Still, $50,000 is a lot of money!
Even if you can slash the price differential by 50%, lets say down to $50,000 over four years to continue using our example, it is a lot of money! Federal Stafford loans currently charge 6.8%. Federal PLUS loans go all the way up to 8%. On a ten year repayment schedule that means around $600 a month for a long, long time.

It Could Be Crippling!
Had I had to pay $600/month upon graduation I would have had to share an apartment rather than renting one on my own. I would also have had to buy a used car rather than the new one I bought. Neither would have been terrible measures, but certainly will not have provided the perceived luxury I was hoping for upon graduation. I would have also had to delay my first home purchase, which will have impacted my current and future net worth dramatically – by hundreds of thousands of dollars. But then again, I could have ended with a higher starting salary coming out of a top-notch school. I would have needed a 20% to 25% increase over my starting salary to offset the crippling loan payment: difficult to achieve, but within reason.

Also consider that some benefits are not immediately seen. Knowledge or career networking done at a pricey college may not get reflected until years have gone by in your career.
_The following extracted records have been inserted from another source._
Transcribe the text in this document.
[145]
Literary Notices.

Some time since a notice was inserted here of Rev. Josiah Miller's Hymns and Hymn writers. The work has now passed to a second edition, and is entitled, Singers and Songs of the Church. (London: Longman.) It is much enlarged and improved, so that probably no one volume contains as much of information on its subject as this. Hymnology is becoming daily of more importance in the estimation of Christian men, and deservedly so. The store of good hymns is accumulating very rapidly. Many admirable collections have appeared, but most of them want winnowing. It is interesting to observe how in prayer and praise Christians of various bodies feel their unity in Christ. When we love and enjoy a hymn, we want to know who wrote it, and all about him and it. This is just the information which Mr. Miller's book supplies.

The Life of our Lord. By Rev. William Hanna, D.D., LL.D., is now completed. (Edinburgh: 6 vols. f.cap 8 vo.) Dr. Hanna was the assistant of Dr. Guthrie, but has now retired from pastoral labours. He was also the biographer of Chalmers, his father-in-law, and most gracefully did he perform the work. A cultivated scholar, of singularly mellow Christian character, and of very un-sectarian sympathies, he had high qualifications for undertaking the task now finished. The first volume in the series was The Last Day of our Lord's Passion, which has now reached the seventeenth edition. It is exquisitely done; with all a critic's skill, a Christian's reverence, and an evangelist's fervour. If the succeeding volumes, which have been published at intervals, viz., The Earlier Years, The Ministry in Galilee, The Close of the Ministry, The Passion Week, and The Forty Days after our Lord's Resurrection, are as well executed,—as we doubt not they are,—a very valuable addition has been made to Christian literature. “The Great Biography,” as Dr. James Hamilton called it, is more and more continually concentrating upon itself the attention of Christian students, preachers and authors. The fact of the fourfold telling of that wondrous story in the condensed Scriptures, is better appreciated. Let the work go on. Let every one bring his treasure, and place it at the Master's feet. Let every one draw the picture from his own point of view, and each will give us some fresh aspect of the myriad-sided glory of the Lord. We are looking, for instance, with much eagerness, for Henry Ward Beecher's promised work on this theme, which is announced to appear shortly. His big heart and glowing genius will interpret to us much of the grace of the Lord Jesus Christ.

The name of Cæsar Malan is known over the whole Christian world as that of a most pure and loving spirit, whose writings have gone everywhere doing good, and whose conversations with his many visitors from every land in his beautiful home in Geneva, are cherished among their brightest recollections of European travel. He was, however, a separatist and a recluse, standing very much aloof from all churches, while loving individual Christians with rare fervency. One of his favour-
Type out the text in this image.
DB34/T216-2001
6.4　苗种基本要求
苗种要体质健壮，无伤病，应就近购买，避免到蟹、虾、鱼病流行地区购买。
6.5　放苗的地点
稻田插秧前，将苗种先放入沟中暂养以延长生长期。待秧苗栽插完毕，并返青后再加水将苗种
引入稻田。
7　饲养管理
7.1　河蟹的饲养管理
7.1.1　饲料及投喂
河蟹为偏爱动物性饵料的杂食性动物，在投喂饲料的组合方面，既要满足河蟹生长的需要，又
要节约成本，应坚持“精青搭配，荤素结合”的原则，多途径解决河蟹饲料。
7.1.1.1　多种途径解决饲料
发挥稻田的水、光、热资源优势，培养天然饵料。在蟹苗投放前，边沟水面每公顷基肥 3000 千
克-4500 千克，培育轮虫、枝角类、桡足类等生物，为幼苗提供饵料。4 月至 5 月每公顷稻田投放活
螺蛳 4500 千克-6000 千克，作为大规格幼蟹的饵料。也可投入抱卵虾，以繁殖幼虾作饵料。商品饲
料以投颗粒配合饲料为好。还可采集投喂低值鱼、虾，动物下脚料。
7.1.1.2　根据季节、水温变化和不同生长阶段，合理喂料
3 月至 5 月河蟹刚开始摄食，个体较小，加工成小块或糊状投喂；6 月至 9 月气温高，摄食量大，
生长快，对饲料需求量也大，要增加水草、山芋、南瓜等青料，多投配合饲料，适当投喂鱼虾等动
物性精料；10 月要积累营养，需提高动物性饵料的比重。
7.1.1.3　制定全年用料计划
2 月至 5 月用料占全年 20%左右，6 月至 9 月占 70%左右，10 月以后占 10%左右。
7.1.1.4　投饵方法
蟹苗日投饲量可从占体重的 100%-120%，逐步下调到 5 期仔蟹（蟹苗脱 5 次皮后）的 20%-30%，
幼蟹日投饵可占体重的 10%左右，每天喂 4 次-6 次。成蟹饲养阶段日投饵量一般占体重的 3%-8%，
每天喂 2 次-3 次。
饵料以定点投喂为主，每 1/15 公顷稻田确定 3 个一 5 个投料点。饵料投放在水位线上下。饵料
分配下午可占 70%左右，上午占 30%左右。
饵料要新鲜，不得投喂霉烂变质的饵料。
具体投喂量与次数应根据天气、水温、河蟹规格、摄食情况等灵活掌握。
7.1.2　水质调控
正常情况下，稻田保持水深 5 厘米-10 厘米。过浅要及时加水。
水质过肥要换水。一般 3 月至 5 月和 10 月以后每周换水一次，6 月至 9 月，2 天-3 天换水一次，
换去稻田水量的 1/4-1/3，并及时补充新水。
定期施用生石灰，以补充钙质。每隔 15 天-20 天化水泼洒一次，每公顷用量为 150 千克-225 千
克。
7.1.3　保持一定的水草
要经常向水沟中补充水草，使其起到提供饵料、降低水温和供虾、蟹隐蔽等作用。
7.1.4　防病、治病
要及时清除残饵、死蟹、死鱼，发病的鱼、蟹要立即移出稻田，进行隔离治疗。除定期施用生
Not Everything Is About Money
Education at a particular college may provide access to a unique program. It may bring intangible recognition from your peers and current/future employers. For some, it may even be a family tradition. Some people just feel they have to get the quality education no matter the cost.

My Personal Choice
I see several paths:

  1. Over Achieve in High School Overachievement will most probably make colleges want you, rather than you want them. Top over achievers get school for free or at very reduced prices. That hard work in high school may be the best investment a student may have made in his/her life.
  2. Have Rich Parents I know, we all dream about it. But if you are new parent, you can make sure that by the time your kid goes to college you are financially secure – even if not rich. Avoid debt, invest money, and live well below your means. You will be able to invest in the future generation, and having enough money may lessen the impact of such investment considerably.
  3. Go For Value Using whichever method of estimation you trust, if you can determine that the salary you will obtain out of a top-notch education compensates the suffering you will have, go for it.
  4. Be a Master Go to a competitive but moderately priced school for your bachelors degree and then go for a Master’s degree at a top-notch college. Overall cost may be less, and salary and career expectations may be considerably more.